Billy McFarland, known as the co-creator of the disastrous Fyre Fest scam, recently completed his prison sentence. In addition to planning another business attempt, McFarland appeared on The Diary Of A CEO series (as NME notes), where the Fyre documentaries — Netflix’s Fyre: The Greatest Party That Never Happened and Hulu’s Fyre Fraud — were brought up.

He spoke about his time in prison, specifically when one of the documentaries was screened after being brought into prison on a USB stick. He said, “I literally went outside, I think I was one of two people who wasn’t in the TV room watching the documentary, but I couldn’t do it,” McFarland said. “I think I was still in the combative phase where I just hadn’t come to reality with everything that had happened and I was too scared to hear allegations or comments by the people and not be able to respond.”

“I just hadn’t come to reality with everything that happened.

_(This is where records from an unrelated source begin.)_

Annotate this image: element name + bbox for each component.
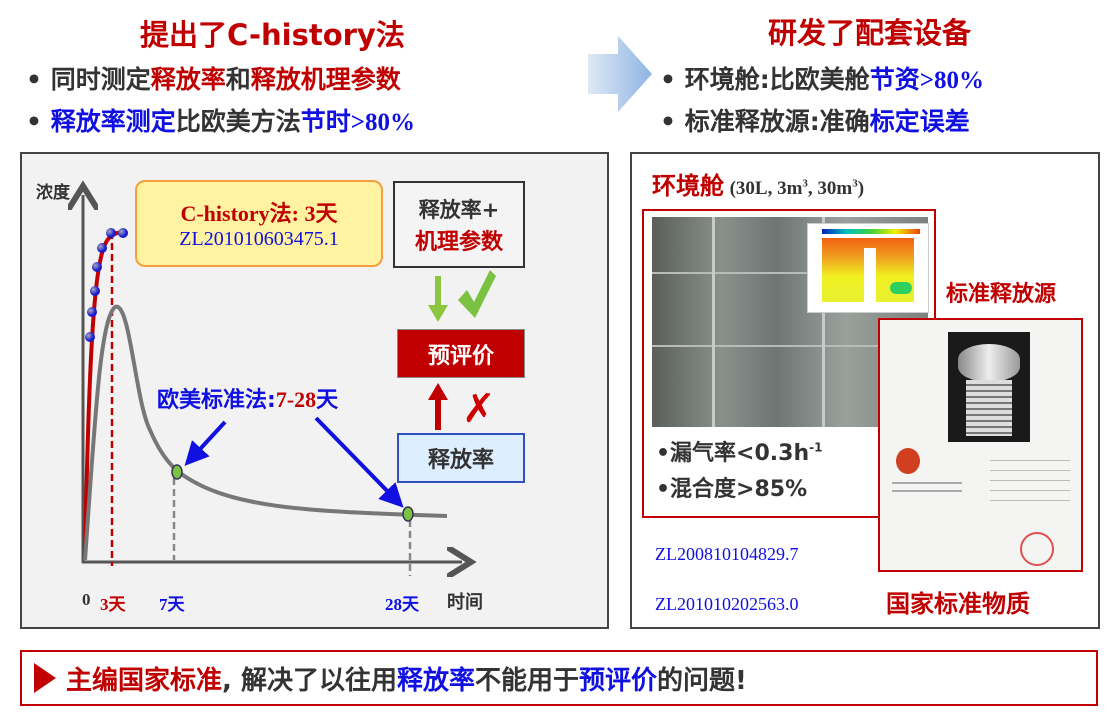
left-title-text: 提出了C-history法	[140, 18, 405, 52]
t: (30L, 3m	[729, 178, 803, 199]
t: , 解决了以往用	[222, 665, 397, 696]
chistory-callout: C-history法: 3天 ZL201010603475.1	[135, 180, 383, 267]
data-point	[92, 262, 102, 272]
t: -1	[809, 440, 823, 455]
standard-source-label: 标准释放源	[946, 282, 1057, 307]
t: 释放率+	[418, 197, 500, 222]
chamber-heading: 环境舱 (30L, 3m3, 30m3)	[652, 166, 864, 201]
tick-0: 0	[82, 590, 91, 609]
right-bullet-1: • 环境舱:比欧美舱节资>80%	[660, 65, 984, 94]
t: 环境舱:比欧美舱	[684, 65, 870, 94]
mixing-degree: •混合度>85%	[656, 477, 808, 502]
standard-method-label: 欧美标准法:7-28天	[157, 382, 338, 414]
t: , 30m	[807, 178, 853, 199]
t: 释放机理参数	[250, 65, 401, 94]
t: 同时测定	[50, 65, 151, 94]
t: 不能用于	[474, 665, 579, 696]
chistory-patent: ZL201010603475.1	[179, 228, 339, 250]
t: 释放率	[396, 665, 475, 696]
leak-rate: •漏气率<0.3h-1	[656, 435, 822, 467]
chistory-title: C-history法: 3天	[180, 201, 338, 226]
t: >80%	[919, 67, 984, 94]
t: 3	[802, 177, 808, 190]
arrow-to-day28	[314, 416, 404, 508]
tick-3days: 3天	[100, 595, 126, 614]
conclusion-text: 主编国家标准, 解决了以往用释放率不能用于预评价的问题!	[66, 660, 747, 697]
seal-icon	[1020, 532, 1054, 566]
data-point	[97, 243, 107, 253]
arrow-to-day7	[184, 420, 227, 466]
patent-1: ZL200810104829.7	[655, 544, 799, 564]
x-axis-label: 时间	[447, 592, 483, 613]
day7-point	[171, 464, 183, 480]
right-title-text: 研发了配套设备	[768, 16, 972, 50]
emblem-icon	[896, 448, 920, 474]
data-point	[106, 228, 116, 238]
t: 释放率	[150, 65, 226, 94]
day28-point	[402, 506, 414, 522]
t: 和	[225, 65, 251, 94]
tick-28days: 28天	[385, 595, 419, 614]
chistory-curve	[83, 230, 126, 561]
t: 的问题!	[657, 665, 747, 696]
t: 机理参数	[414, 229, 503, 255]
t: •漏气率<0.3h	[656, 441, 810, 466]
play-triangle-icon	[34, 663, 56, 693]
national-standard-label: 国家标准物质	[886, 590, 1030, 618]
concentration-diagram: ✗	[0, 0, 496, 630]
t: 3	[852, 177, 858, 190]
rate-plus-params-box: 释放率+ 机理参数	[393, 181, 525, 268]
green-down-arrow-icon	[428, 276, 448, 322]
t: 释放率测定	[50, 107, 176, 136]
t: 欧美标准法:	[157, 388, 276, 413]
t: 标准释放源:准确	[684, 107, 870, 136]
t: >80%	[350, 109, 415, 136]
conclusion-bar: 主编国家标准, 解决了以往用释放率不能用于预评价的问题!	[20, 650, 1098, 706]
t: 比欧美方法	[175, 107, 301, 136]
t: 7-28	[275, 387, 317, 412]
t: 预评价	[578, 665, 657, 696]
t: )	[857, 178, 865, 199]
t: 节资	[869, 65, 920, 94]
emission-source-photo	[948, 332, 1030, 442]
t: 环境舱	[652, 172, 724, 200]
check-icon	[458, 270, 496, 318]
pre-evaluation-box: 预评价	[397, 329, 525, 378]
left-title: 提出了C-history法	[140, 12, 405, 54]
standard-source-frame	[878, 318, 1083, 572]
measurement-points	[85, 228, 128, 342]
data-point	[90, 286, 100, 296]
data-point	[85, 332, 95, 342]
t: 节时	[300, 107, 351, 136]
red-up-arrow-icon	[428, 383, 448, 430]
y-axis-label: 浓度	[36, 183, 70, 203]
right-bullet-2: • 标准释放源:准确标定误差	[660, 107, 970, 136]
left-bullet-1: • 同时测定释放率和释放机理参数	[26, 65, 401, 94]
t: 标定误差	[869, 107, 970, 136]
emission-curve	[83, 304, 448, 561]
left-bullet-2: • 释放率测定比欧美方法节时>80%	[26, 107, 415, 136]
right-title: 研发了配套设备	[768, 10, 971, 52]
cross-icon: ✗	[462, 386, 496, 432]
right-arrow-icon	[588, 36, 652, 112]
t: 主编国家标准	[66, 665, 223, 696]
tick-7days: 7天	[159, 595, 185, 614]
patent-2: ZL201010202563.0	[655, 594, 799, 614]
concentration-contour-inset	[807, 223, 929, 313]
data-point	[118, 228, 128, 238]
data-point	[87, 307, 97, 317]
t: 天	[316, 388, 339, 413]
emission-rate-box: 释放率	[397, 433, 525, 483]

I was too scared to hear allegations or comments by other people and not be able to respond,” he continued. “I wouldn’t have been able to do anything about it, so I feel like I wasn’t stable enough or mature enough at that time to watch it, and probably still am not.”

McFarland’s upcoming PYRT (pronounced “Pirate”) business venture will be seemingly hosted in the Bahamas for a “handful of artists, content creators, entrepreneurs and any of you guys who end up joining the PYRT crew,” according to his TikTok. Just in case anyone still has Fyre Fest FOMO.